800.51 Johnson Act/73

Memorandum by the Under Secretary of State (Phillips)

The French Ambassador called this afternoon, under instructions, and said that “the French Government would like an official interpretation [Page 534] of the Attorney General’s opinion,13a in order to know if in the future debtor countries which make some partial payments will fall or not in the category of those declared in default” under the application of the Johnson Act.

In the Ambassador’s opinion, this inquiry from the French Government showed, beyond a doubt, that the French were considering some action along the lines of the recommendations which de Laboulaye had already made over a period of some months; de Laboulaye said also that this substantiated the information which he had been receiving from friends near the Government.

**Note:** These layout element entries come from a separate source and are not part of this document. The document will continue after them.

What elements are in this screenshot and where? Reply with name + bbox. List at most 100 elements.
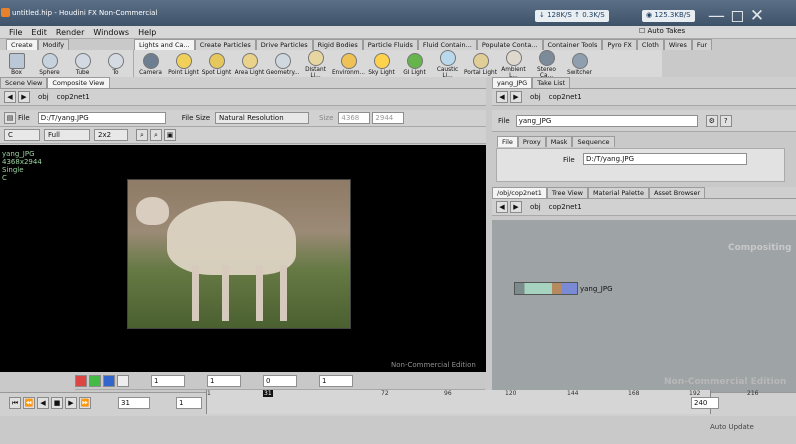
end-frame-field[interactable]: 240: [691, 397, 719, 409]
tab-particle-fluids[interactable]: Particle Fluids: [362, 39, 418, 50]
forward-button[interactable]: ▶: [510, 91, 522, 103]
caustic-light-tool[interactable]: Caustic Li...: [431, 49, 464, 79]
play-backward-icon[interactable]: ◀: [37, 397, 49, 409]
zoom-out-icon[interactable]: ⌕: [150, 129, 162, 141]
antelope-leg: [256, 265, 263, 321]
ambient-light-tool[interactable]: Ambient L...: [497, 49, 530, 79]
tab-cloth[interactable]: Cloth: [636, 39, 664, 50]
tab-sequence[interactable]: Sequence: [572, 136, 615, 147]
path-cop2net1[interactable]: cop2net1: [549, 93, 582, 101]
play-forward-icon[interactable]: ▶: [65, 397, 77, 409]
tab-asset-browser[interactable]: Asset Browser: [648, 187, 706, 198]
path-obj[interactable]: obj: [38, 93, 49, 101]
tab-fur[interactable]: Fur: [691, 39, 713, 50]
tab-create-particles[interactable]: Create Particles: [194, 39, 256, 50]
file-node[interactable]: [514, 282, 578, 295]
tab-pyro-fx[interactable]: Pyro FX: [602, 39, 637, 50]
point-light-tool[interactable]: Point Light: [167, 52, 200, 76]
gi-light-tool[interactable]: GI Light: [398, 52, 431, 76]
back-button[interactable]: ◀: [496, 91, 508, 103]
camera-tool[interactable]: Camera: [134, 52, 167, 76]
distant-light-tool[interactable]: Distant Li...: [299, 49, 332, 79]
forward-button[interactable]: ▶: [18, 91, 30, 103]
tab-proxy[interactable]: Proxy: [517, 136, 546, 147]
menu-edit[interactable]: Edit: [31, 28, 47, 37]
stereo-camera-tool[interactable]: Stereo Ca...: [530, 49, 563, 79]
lights-shelf: Camera Point Light Spot Light Area Light…: [134, 49, 662, 79]
tab-lights[interactable]: Lights and Ca...: [134, 39, 195, 50]
tab-material-palette[interactable]: Material Palette: [587, 187, 649, 198]
tab-network-path[interactable]: /obj/cop2net1: [492, 187, 547, 198]
color-red-icon[interactable]: [75, 374, 87, 387]
help-icon[interactable]: ?: [719, 114, 732, 127]
next-key-icon[interactable]: ⏩: [79, 397, 91, 409]
tab-create[interactable]: Create: [6, 39, 38, 50]
frame-field-2[interactable]: 1: [207, 374, 241, 387]
back-button[interactable]: ◀: [496, 201, 508, 213]
box-tool[interactable]: Box: [0, 52, 33, 76]
menu-help[interactable]: Help: [138, 28, 156, 37]
channel-select[interactable]: C: [4, 129, 40, 141]
tab-modify[interactable]: Modify: [37, 39, 70, 50]
tab-composite-view[interactable]: Composite View: [47, 77, 110, 88]
menu-file[interactable]: File: [9, 28, 22, 37]
zoom-select[interactable]: 2x2: [94, 129, 128, 141]
path-obj[interactable]: obj: [530, 93, 541, 101]
node-name-field[interactable]: yang_JPG: [515, 114, 698, 127]
area-light-tool[interactable]: Area Light: [233, 52, 266, 76]
start-frame-field[interactable]: 1: [176, 397, 202, 409]
color-green-icon[interactable]: [89, 374, 101, 387]
color-alpha-icon[interactable]: [117, 374, 129, 387]
current-frame-field[interactable]: 31: [118, 397, 150, 409]
path-cop2net1[interactable]: cop2net1: [549, 203, 582, 211]
zoom-in-icon[interactable]: ⌕: [136, 129, 148, 141]
environment-light-tool[interactable]: Environm...: [332, 52, 365, 76]
tab-mask[interactable]: Mask: [545, 136, 573, 147]
file-param-field[interactable]: D:/T/yang.JPG: [583, 153, 747, 165]
antelope-leg: [280, 265, 287, 321]
frame-field-4[interactable]: 1: [319, 374, 353, 387]
minimize-maximize-close[interactable]: — ◻ ✕: [708, 6, 796, 26]
size-width-field[interactable]: 4368: [338, 112, 371, 124]
path-cop2net1[interactable]: cop2net1: [57, 93, 90, 101]
geometry-light-tool[interactable]: Geometry...: [266, 52, 300, 76]
gear-icon[interactable]: ⚙: [705, 114, 718, 127]
tube-tool[interactable]: Tube: [66, 52, 99, 76]
tab-yang-jpg[interactable]: yang_JPG: [492, 77, 533, 88]
image-info: yang_JPG 4368x2944 Single C: [2, 150, 42, 182]
frame-ruler[interactable]: 1 31 72 96 120 144 168 192 216: [206, 390, 758, 414]
switcher-tool[interactable]: Switcher: [563, 52, 596, 76]
sky-light-tool[interactable]: Sky Light: [365, 52, 398, 76]
tab-take-list[interactable]: Take List: [532, 77, 571, 88]
node-type-label: File: [498, 116, 510, 125]
frame-field-1[interactable]: 1: [151, 374, 185, 387]
first-frame-icon[interactable]: ⏮: [9, 397, 21, 409]
tab-tree-view[interactable]: Tree View: [546, 187, 588, 198]
auto-takes-checkbox[interactable]: ☐ Auto Takes: [639, 27, 685, 35]
network-watermark: Non-Commercial Edition: [664, 377, 787, 387]
quality-select[interactable]: Full: [44, 129, 90, 141]
path-obj[interactable]: obj: [530, 203, 541, 211]
torus-tool[interactable]: To: [99, 52, 132, 76]
previous-key-icon[interactable]: ⏪: [23, 397, 35, 409]
menu-render[interactable]: Render: [56, 28, 84, 37]
size-height-field[interactable]: 2944: [372, 112, 405, 124]
tab-wires[interactable]: Wires: [663, 39, 692, 50]
spot-light-tool[interactable]: Spot Light: [200, 52, 233, 76]
size-label: Size: [319, 114, 334, 122]
file-size-select[interactable]: Natural Resolution: [215, 112, 310, 124]
file-label: File: [18, 114, 30, 122]
forward-button[interactable]: ▶: [510, 201, 522, 213]
menu-windows[interactable]: Windows: [93, 28, 129, 37]
file-path-field[interactable]: D:/T/yang.JPG: [37, 112, 166, 124]
fit-icon[interactable]: ▣: [164, 129, 176, 141]
back-button[interactable]: ◀: [4, 91, 16, 103]
sphere-tool[interactable]: Sphere: [33, 52, 66, 76]
tab-file[interactable]: File: [497, 136, 518, 147]
color-blue-icon[interactable]: [103, 374, 115, 387]
stop-icon[interactable]: ■: [51, 397, 63, 409]
download-speed: ↓ 128K/S ↑ 0.3K/S: [535, 10, 609, 22]
frame-field-3[interactable]: 0: [263, 374, 297, 387]
portal-light-tool[interactable]: Portal Light: [464, 52, 497, 76]
tab-scene-view[interactable]: Scene View: [0, 77, 48, 88]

The Ambassador then outlined the recommendations which he had made as follows: That the French Government should take note of the fact that President Roosevelt had on many occasions expressed the opinion that the debtor government was always at liberty to approach the creditor government with any proposition which it desired to make; that France should accordingly give a statement showing its inability to pay its full indebtedness at the present time owing to the general economic depression; his Government might then follow the language of the announcement made at the time of the British partial payment with regard to inability to pay in full, which statement had already been approved by President Roosevelt his Government would thereupon make a substantial payment of perhaps “20 or 25 million dollars” on the theory that it would be relieved from immediate future payments until the economic situation of France was improved. The Ambassador asked me whether or not, in my opinion, this was not the right course to take. I replied that the Johnson Act presented new difficulties and I had considerable doubt whether the Act, as it stood now, would permit the President to receive any payment on account, no matter how substantial that amount might be. Furthermore, the Ambassador said that he would like very much to have an answer as quickly as possible; he emphasized again his conviction that his Government was now seriously considering this situation.

William Phillips
  1. See letter of May 5, 1934, from the Attorney General to the Secretary of State, 37 Op. Atty. Gen. 506, or Department of State, Press Releases, May 5, 1934, p. 259.